The const on the function tells the compiler that the function doesnt modify any member variables. However, since your returning a reference to the member variable it cant guarantee that any more and thus has the compile error.
The compiler is not expecting your member variable to be const but the return from the function to be const. Remove the const from the function def.
either use
const QPoint& Foo::bar() const {
return m_bar;
}
or
QPoint& Foo::bar() {
return m_bar;
}
I guess you could also declare m_bar as:
mutable QPoint m_bar;
EDIT: mutable defense
#tstenner:
mutable has its place. It is not 'evil' definitely no more so than void* or casting. Assume something like the following:
class foo {
SomeType bar;
public:
foo() : bar() { }
const SomeType& bar() const { return a; }
};
In this case, bar is ALWAYS constructed, even if bar() is never called. This may be fine, but if SomeType has a costly constructor, it can be preferable to allow lazy instantiation of bar.
Consider:
class foo2 {
mutable SomeType* bar;
mutable bool cached;
public:
foo2() : bar(0), cached(false) { }
const SomeType& bar() const {
if( ! cached ) {
cached = true;
bar = new SomeType();
}
return *bar;
}
};
This allows foo2 to mimic a non-lazy instantiated class, while being lazily instantiated. Granted, the mutability of foo2 has implications for thread safety, but these can be overcome with locking if needed.

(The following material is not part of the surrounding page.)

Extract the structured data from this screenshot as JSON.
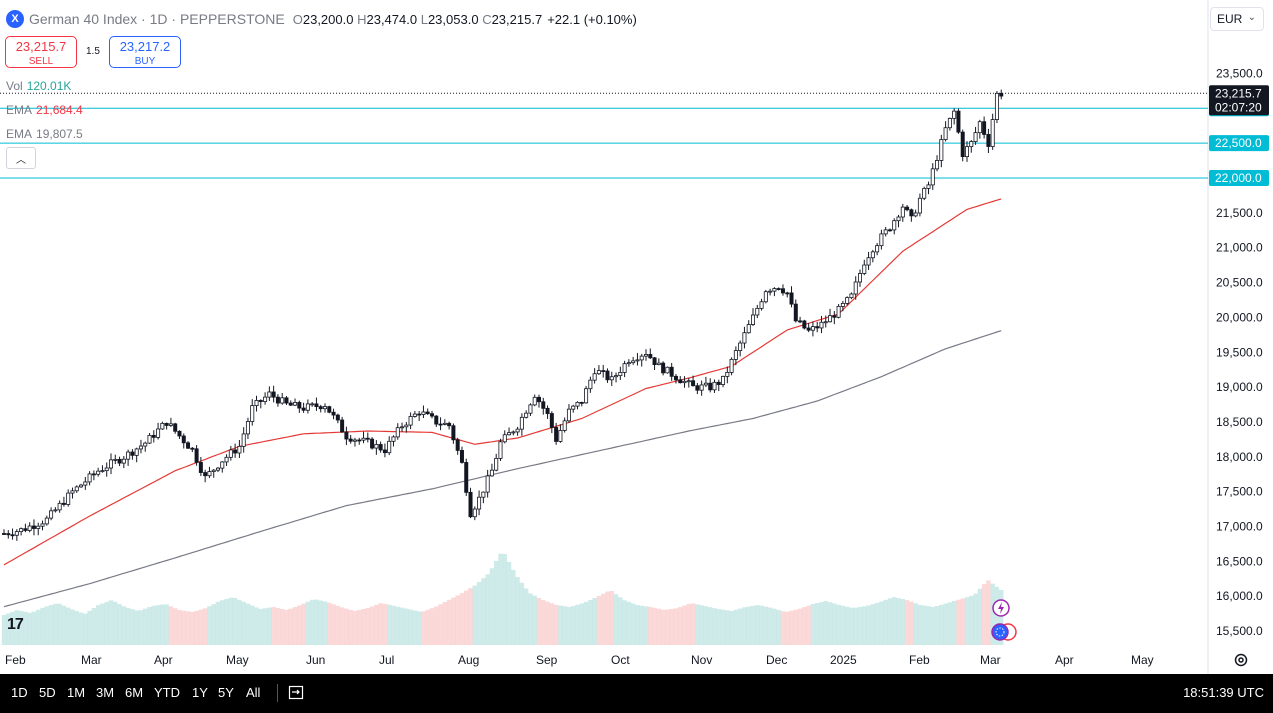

If it allowed you to return a reference to the variable, then you could modify a const instance of Foo class. Consider such code:
void baz(const Foo &foo)
{
QPoint &ref = foo.bar(); //if it was allowed...
ref = 5; // ...you could have modified a const object foo!
}
Therefore compiler prevents you from doing that.
You should either declare your method returning const QPoint& or to revise your understanding of what really const is for.
Someone may advise you to use mutable. Don't. mutable keyword is to allow implementation of the class to modify internal member variables of const objects (for example, for memoization purposes), rather than to expose non-const variable (!) to external code.